Schools have, for many years, had to publish information about how they have spent their pupil premium grant and the impact that it has had on learners but as part of the conditions of grant 2020/21 schools are also now expected to use the strategy statement templates to publish their pupil premium strategy and from next academic year show how their spending decisions are informed by research evidence.
Schools may wish to consider the Education Endowment Foundation Pupil Premium Guide for further information.
Catch-up Premium – In 2020 the government announced their one-off payment of catch-up premium to help and fund specific activities to support their pupils to catch up for lost teaching over the previous months. Schools were given the flexibility to spend their funding in the best way for their cohort and circumstances. Schools have now received this money and are accountable for how this funding is being used.
In mainstream schools this was approximately £80 per pupil from reception through to Year 11 and in special schools, alternative provision and hospital schools this will be £240 per place. I know this is not a huge sum of money but it has been allocated for a specific purpose.
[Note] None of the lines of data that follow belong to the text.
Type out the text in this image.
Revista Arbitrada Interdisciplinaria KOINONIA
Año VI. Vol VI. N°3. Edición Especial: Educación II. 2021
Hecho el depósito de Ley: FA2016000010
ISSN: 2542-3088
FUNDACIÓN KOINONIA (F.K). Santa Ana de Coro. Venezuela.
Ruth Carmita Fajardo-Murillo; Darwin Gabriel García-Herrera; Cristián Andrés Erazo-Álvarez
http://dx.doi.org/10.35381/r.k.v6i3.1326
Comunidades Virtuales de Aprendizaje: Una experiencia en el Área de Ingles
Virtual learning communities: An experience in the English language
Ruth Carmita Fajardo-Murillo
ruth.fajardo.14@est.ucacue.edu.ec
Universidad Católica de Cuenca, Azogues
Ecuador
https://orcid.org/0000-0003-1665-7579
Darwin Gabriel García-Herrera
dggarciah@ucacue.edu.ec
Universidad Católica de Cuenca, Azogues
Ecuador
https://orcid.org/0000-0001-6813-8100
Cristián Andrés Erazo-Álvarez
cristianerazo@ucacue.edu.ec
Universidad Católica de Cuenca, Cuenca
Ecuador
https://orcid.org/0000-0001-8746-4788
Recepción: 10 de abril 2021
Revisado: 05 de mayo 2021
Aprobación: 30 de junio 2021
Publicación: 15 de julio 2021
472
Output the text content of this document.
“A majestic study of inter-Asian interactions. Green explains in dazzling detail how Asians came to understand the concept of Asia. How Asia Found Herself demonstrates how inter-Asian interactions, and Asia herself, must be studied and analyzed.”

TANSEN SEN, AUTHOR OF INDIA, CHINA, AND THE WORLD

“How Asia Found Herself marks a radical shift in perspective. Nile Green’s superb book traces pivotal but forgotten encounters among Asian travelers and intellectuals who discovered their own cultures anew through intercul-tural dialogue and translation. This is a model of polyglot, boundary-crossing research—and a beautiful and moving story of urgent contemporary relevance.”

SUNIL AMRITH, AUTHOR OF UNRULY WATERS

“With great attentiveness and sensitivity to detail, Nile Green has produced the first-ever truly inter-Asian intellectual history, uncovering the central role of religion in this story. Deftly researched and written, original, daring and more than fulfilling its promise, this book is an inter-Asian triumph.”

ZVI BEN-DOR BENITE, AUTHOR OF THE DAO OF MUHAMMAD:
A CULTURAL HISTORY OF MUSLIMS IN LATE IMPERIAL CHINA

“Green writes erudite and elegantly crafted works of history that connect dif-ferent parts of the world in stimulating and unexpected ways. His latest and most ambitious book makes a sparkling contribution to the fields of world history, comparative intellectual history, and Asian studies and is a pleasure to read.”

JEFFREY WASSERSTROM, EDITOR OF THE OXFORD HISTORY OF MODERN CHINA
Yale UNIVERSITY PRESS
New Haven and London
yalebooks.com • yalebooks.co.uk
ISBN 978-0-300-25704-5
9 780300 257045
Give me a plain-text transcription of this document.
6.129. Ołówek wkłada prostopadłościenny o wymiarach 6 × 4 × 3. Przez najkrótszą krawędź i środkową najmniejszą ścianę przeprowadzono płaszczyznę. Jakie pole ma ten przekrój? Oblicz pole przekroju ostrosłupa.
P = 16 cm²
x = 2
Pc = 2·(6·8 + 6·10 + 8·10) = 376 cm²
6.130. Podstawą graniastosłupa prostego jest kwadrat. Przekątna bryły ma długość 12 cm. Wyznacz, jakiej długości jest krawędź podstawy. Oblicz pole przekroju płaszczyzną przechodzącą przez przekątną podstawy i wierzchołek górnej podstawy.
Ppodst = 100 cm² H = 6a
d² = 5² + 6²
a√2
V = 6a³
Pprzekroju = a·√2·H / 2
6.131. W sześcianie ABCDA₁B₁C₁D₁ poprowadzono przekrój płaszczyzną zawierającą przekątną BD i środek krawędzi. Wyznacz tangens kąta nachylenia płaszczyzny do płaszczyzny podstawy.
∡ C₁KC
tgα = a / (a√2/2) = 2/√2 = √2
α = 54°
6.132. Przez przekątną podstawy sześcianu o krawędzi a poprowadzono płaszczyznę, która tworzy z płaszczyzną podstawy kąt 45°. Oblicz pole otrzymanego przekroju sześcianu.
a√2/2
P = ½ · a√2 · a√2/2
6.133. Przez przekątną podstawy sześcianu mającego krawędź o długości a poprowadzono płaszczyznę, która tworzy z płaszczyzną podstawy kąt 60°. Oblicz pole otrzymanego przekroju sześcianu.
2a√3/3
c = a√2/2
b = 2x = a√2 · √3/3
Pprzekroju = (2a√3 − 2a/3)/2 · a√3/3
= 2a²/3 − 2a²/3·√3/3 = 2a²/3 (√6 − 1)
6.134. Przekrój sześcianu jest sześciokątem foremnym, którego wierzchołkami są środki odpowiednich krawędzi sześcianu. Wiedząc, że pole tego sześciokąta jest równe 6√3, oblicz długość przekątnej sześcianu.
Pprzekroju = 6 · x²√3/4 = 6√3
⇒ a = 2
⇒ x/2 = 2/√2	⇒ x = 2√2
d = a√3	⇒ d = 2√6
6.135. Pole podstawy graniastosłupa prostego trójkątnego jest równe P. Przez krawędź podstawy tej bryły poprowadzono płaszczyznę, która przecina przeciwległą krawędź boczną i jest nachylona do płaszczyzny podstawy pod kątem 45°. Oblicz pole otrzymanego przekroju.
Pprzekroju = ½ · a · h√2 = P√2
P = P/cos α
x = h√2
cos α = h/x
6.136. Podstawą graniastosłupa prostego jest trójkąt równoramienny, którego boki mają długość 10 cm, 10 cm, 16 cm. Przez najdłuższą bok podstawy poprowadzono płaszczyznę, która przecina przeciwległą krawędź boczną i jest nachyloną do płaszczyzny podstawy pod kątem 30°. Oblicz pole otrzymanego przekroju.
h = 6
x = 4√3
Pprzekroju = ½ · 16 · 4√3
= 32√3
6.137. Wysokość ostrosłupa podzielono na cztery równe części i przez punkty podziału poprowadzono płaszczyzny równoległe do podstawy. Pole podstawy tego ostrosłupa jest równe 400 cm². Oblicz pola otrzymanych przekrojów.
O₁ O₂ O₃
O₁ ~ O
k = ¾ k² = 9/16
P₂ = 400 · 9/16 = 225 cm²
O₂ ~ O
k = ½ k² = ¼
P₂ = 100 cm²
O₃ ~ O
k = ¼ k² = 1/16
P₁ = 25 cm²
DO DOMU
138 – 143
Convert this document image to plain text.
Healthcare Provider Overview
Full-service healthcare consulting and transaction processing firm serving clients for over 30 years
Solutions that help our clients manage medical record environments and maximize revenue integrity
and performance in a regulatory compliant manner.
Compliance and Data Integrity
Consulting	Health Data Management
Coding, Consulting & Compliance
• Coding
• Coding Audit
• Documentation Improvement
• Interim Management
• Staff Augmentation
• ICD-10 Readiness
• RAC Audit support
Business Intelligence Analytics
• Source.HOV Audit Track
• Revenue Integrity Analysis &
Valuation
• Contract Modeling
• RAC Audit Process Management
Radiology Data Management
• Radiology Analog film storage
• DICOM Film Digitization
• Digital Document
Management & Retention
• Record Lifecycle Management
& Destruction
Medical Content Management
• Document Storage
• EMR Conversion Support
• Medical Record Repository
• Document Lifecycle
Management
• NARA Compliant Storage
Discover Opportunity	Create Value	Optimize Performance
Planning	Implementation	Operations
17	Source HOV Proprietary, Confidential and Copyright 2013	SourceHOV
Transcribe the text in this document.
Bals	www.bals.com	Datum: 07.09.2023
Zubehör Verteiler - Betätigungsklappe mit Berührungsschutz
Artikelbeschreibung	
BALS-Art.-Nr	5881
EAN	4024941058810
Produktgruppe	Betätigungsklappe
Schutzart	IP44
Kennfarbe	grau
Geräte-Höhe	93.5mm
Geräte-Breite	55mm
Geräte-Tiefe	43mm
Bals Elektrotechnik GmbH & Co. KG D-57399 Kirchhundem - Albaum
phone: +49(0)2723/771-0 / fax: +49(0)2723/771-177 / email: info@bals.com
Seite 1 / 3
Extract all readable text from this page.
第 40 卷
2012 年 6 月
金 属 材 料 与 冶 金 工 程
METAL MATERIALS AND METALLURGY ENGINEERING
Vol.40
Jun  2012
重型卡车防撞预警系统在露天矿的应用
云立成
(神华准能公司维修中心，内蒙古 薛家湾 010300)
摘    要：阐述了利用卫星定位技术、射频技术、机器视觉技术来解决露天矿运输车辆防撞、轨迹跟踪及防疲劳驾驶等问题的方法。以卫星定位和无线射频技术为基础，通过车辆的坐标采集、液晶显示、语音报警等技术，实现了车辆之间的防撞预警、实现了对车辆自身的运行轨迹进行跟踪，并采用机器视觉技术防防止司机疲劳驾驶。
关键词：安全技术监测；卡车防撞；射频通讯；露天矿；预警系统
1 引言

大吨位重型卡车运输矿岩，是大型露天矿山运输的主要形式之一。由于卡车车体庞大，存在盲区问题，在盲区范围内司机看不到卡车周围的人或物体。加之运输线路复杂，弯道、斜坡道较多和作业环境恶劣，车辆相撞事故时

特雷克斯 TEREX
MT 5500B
This was on top of the funding that was given to the National Tutoring Programme that offered highly subsidised tutoring for children and young people – this is where the majority of the new funding has been allocated.
Schools may wish to consider engaging tutors for those pupils who have missed key components of their learning over the last 15 months.
Primary PE and Sports Premium – This premium for all primary schools is to ensure that all pupils have a positive experience of sport and physical activity in order to live healthy and active lives. Many schools were able to carry forward some of their underspend last year because of the difficulty spending all their allocations due to the restrictions placed on physical activity during the pandemic. This funding must be spent by the end of this academic year. To date we have had no confirmation that this funding will continue in the academic year 2021-2022.
Many children have not been able to access sport and physical activity during the periods of lockdown but many will also have difficulties with their mental health as well. Schools might like to consider spending some of this funding engaging mentors or counsellors to support the pupil’s mental health at the same time as engaging sports coaches to support their physical development.
It also has to be remembered that there is an expectation that all schools report, on their websites, how Catch-up premium and PE and Sports premium are planned to be spent, how they have been spent, how you will assess the effectiveness of the spend and the impact of that spending.
- Please use any the additional funding in the most effective way to meet the needs of as many pupils as possible
- Please consider the needs of all pupils – not just about academic lost learning but may be support for communication, language development, vocabulary skills, social and emotional development and physical development
- Please look to invest in things that are sustainable in the long term – if you find something works really well then you need to keep it going.
- Please use research and evidence to make your decisions on the most effective ways to support pupils
- Please think outside the box in terms of engaging with other professionals including those from health – we know that schools are centres of educational excellence but many of our SEND, vulnerable and disadvantaged pupils need support from health and social care as well.